Sangiovese igt 1953
Red Toscana Sangiovese igt 1953
Production area: delimited territory in the municipality of Montespertoli
Altitude above sea level: 230-250 meters Soil type: clay-loam
Planting density vines/hectare: 4200 Grape varieties: Sangiovese 100%
Vinification: The grapes are vinified separately in stainless steel, fermenting for about 15 days. Afterwards, the wine produced from these grapes is aged partly in stainless steel and partly in wood, where it remains for about 12 months. It is then bottled and aged in the bottle for 6-8 months.

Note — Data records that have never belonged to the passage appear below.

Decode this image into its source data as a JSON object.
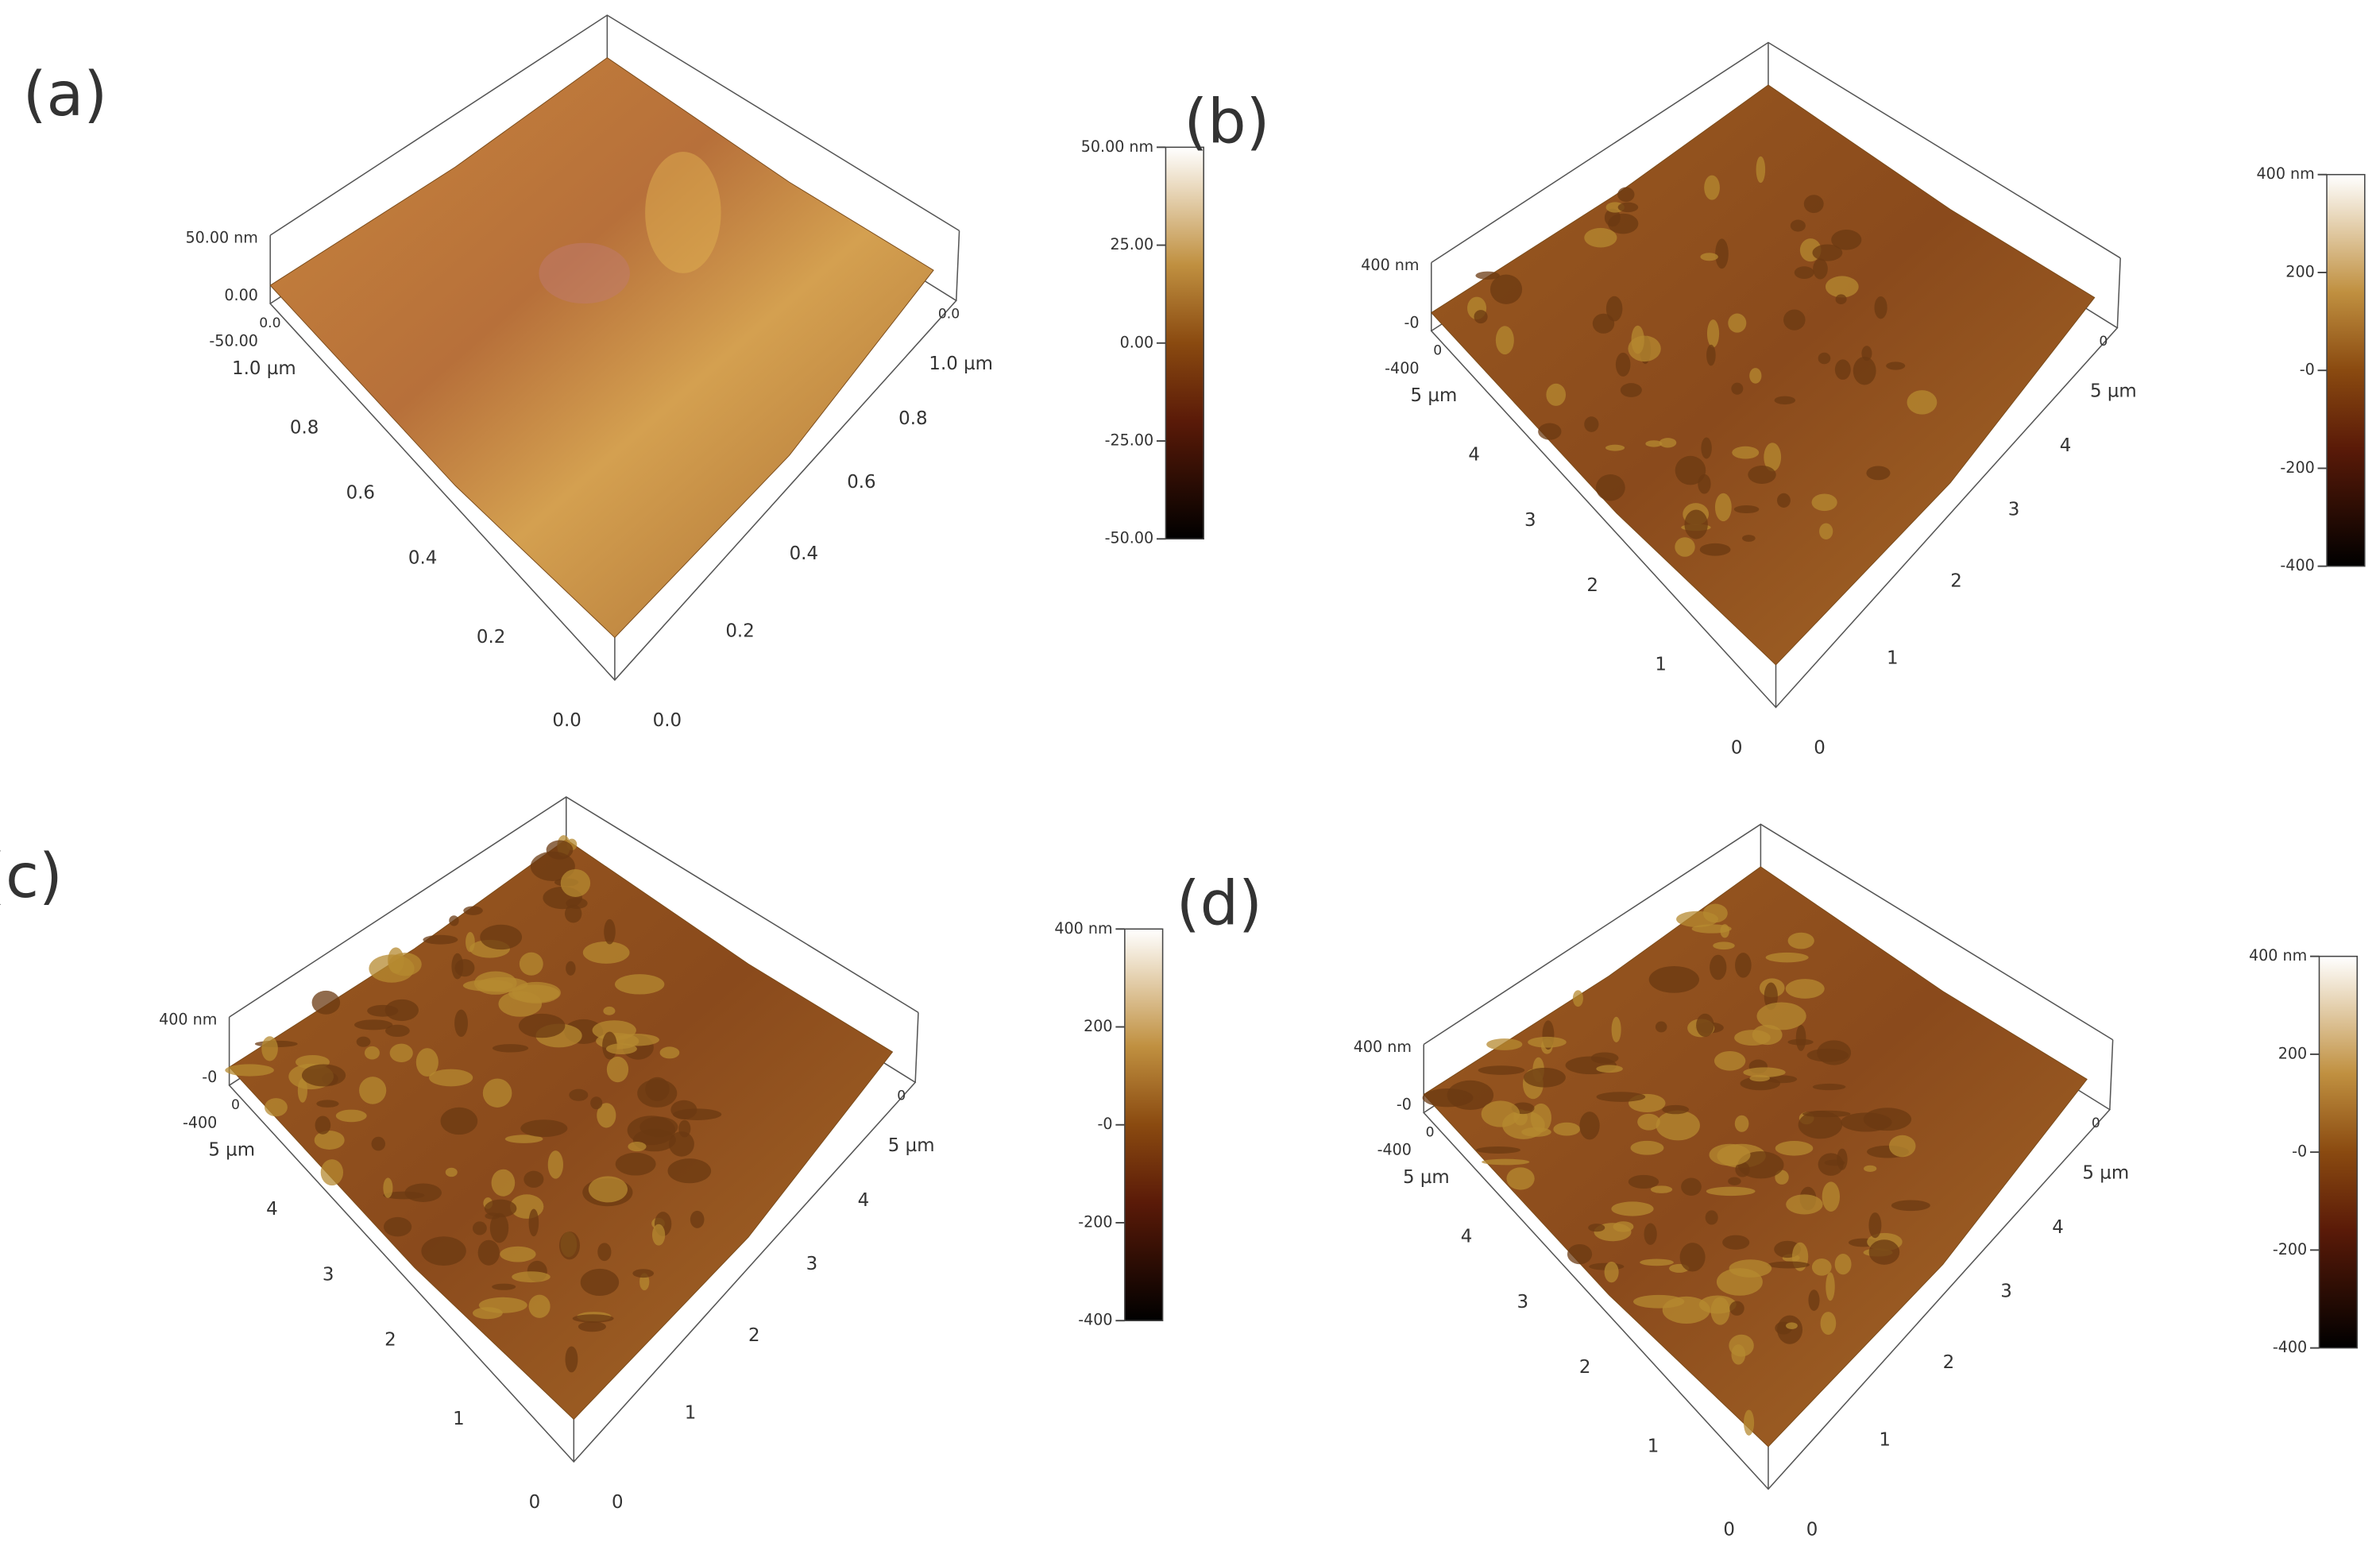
{
  "panels": [
    {
      "label": "(a)",
      "z_axis": [
        "50.00 nm",
        "0.00",
        "-50.00"
      ],
      "left_axis": [
        "0.0",
        "1.0 µm",
        "0.8",
        "0.6",
        "0.4",
        "0.2",
        "0.0"
      ],
      "right_axis": [
        "0.0",
        "1.0 µm",
        "0.8",
        "0.6",
        "0.4",
        "0.2",
        "0.0"
      ],
      "colorbar": [
        "50.00 nm",
        "25.00",
        "0.00",
        "-25.00",
        "-50.00"
      ]
    },
    {
      "label": "(b)",
      "z_axis": [
        "400 nm",
        "-0",
        "-400"
      ],
      "left_axis": [
        "0",
        "5 µm",
        "4",
        "3",
        "2",
        "1",
        "0"
      ],
      "right_axis": [
        "0",
        "5 µm",
        "4",
        "3",
        "2",
        "1",
        "0"
      ],
      "colorbar": [
        "400 nm",
        "200",
        "-0",
        "-200",
        "-400"
      ]
    },
    {
      "label": "(c)",
      "z_axis": [
        "400 nm",
        "-0",
        "-400"
      ],
      "left_axis": [
        "0",
        "5 µm",
        "4",
        "3",
        "2",
        "1",
        "0"
      ],
      "right_axis": [
        "0",
        "5 µm",
        "4",
        "3",
        "2",
        "1",
        "0"
      ],
      "colorbar": [
        "400 nm",
        "200",
        "-0",
        "-200",
        "-400"
      ]
    },
    {
      "label": "(d)",
      "z_axis": [
        "400 nm",
        "-0",
        "-400"
      ],
      "left_axis": [
        "0",
        "5 µm",
        "4",
        "3",
        "2",
        "1",
        "0"
      ],
      "right_axis": [
        "0",
        "5 µm",
        "4",
        "3",
        "2",
        "1",
        "0"
      ],
      "colorbar": [
        "400 nm",
        "200",
        "-0",
        "-200",
        "-400"
      ]
    }
  ]
}
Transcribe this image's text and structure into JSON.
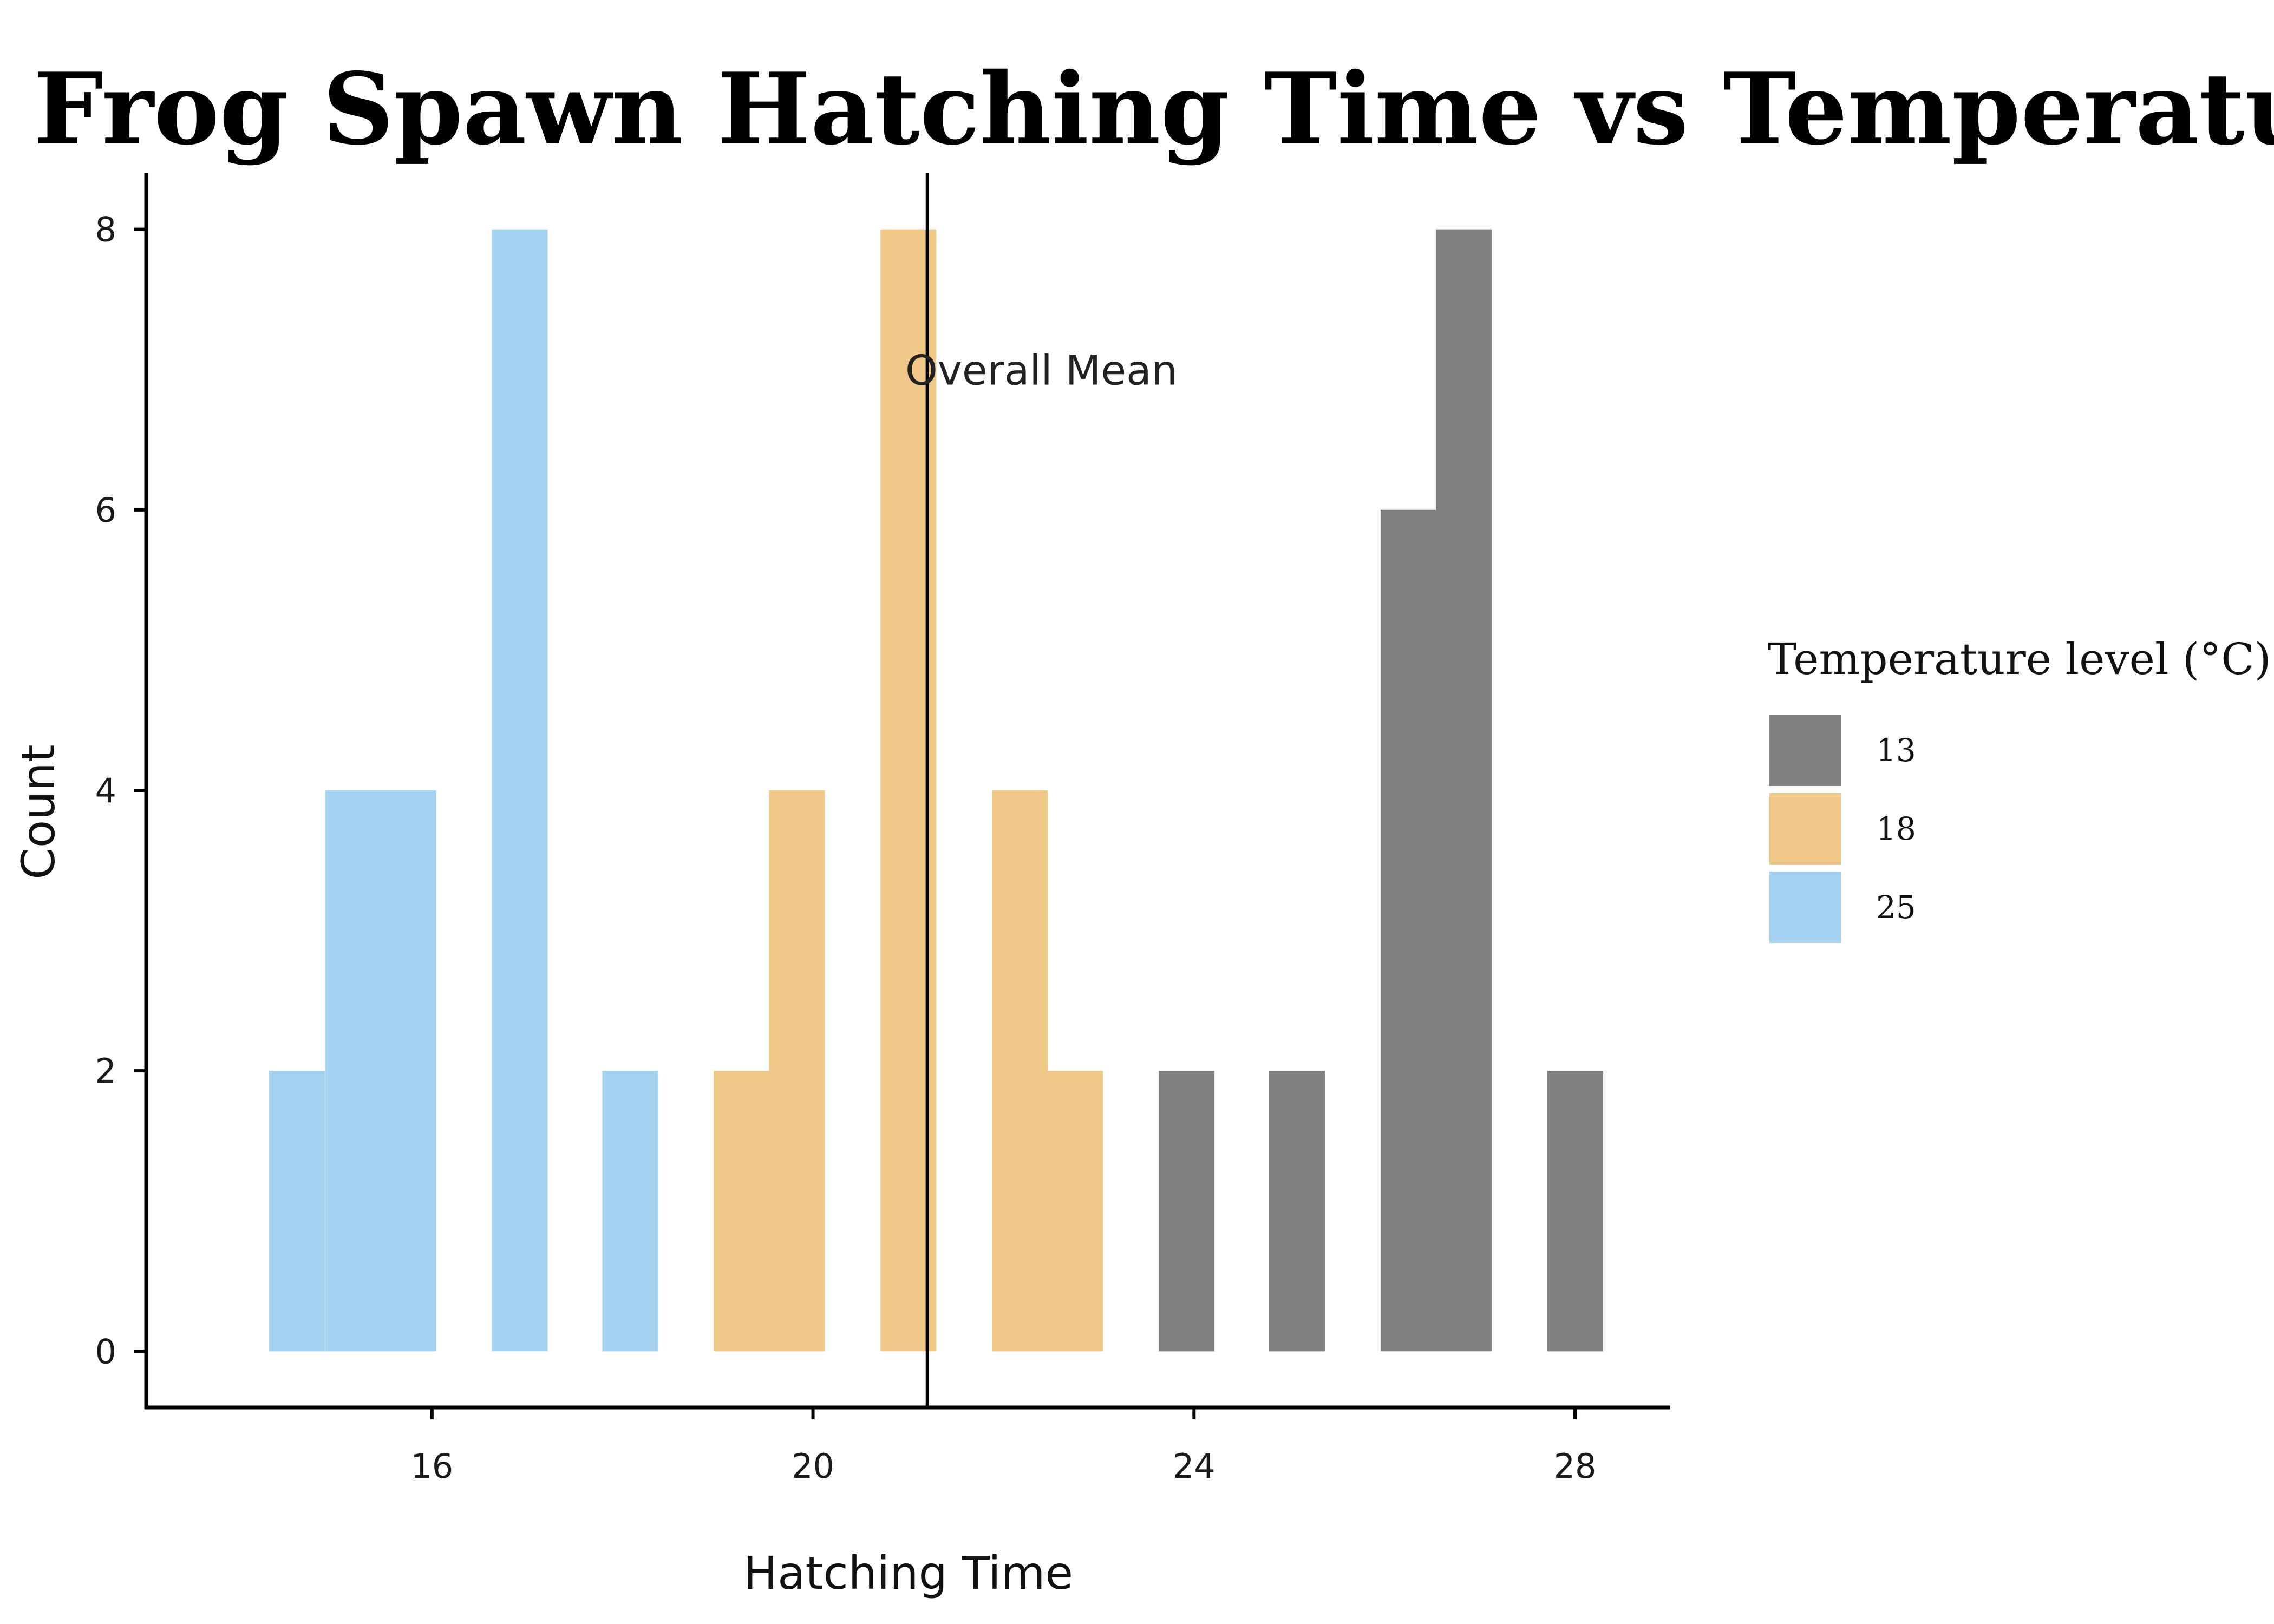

Release date: the year following the harvest
Chemical characteristics: alcohol: 13.5%, total acidity: 5-5.5, pH: 3.50
Organoleptic characteristics: sight: ruby red wine tending towards garnet with aging; smell: intense, persistent, robust, winy, aromas of berries; taste: wine with personality and excellent olfactory continuity, characteristic of Sangiovese which makes it a robust and well-balanced wine. With time, it evolves into a pleasant and velvety wine.
Service temperature: 18 – 20°C. Gastronomic recommendations: it pairs well with many dishes from Italian cuisine, especially with roasts, braised meats (wild boar, deer, hare…) and aged cheeses.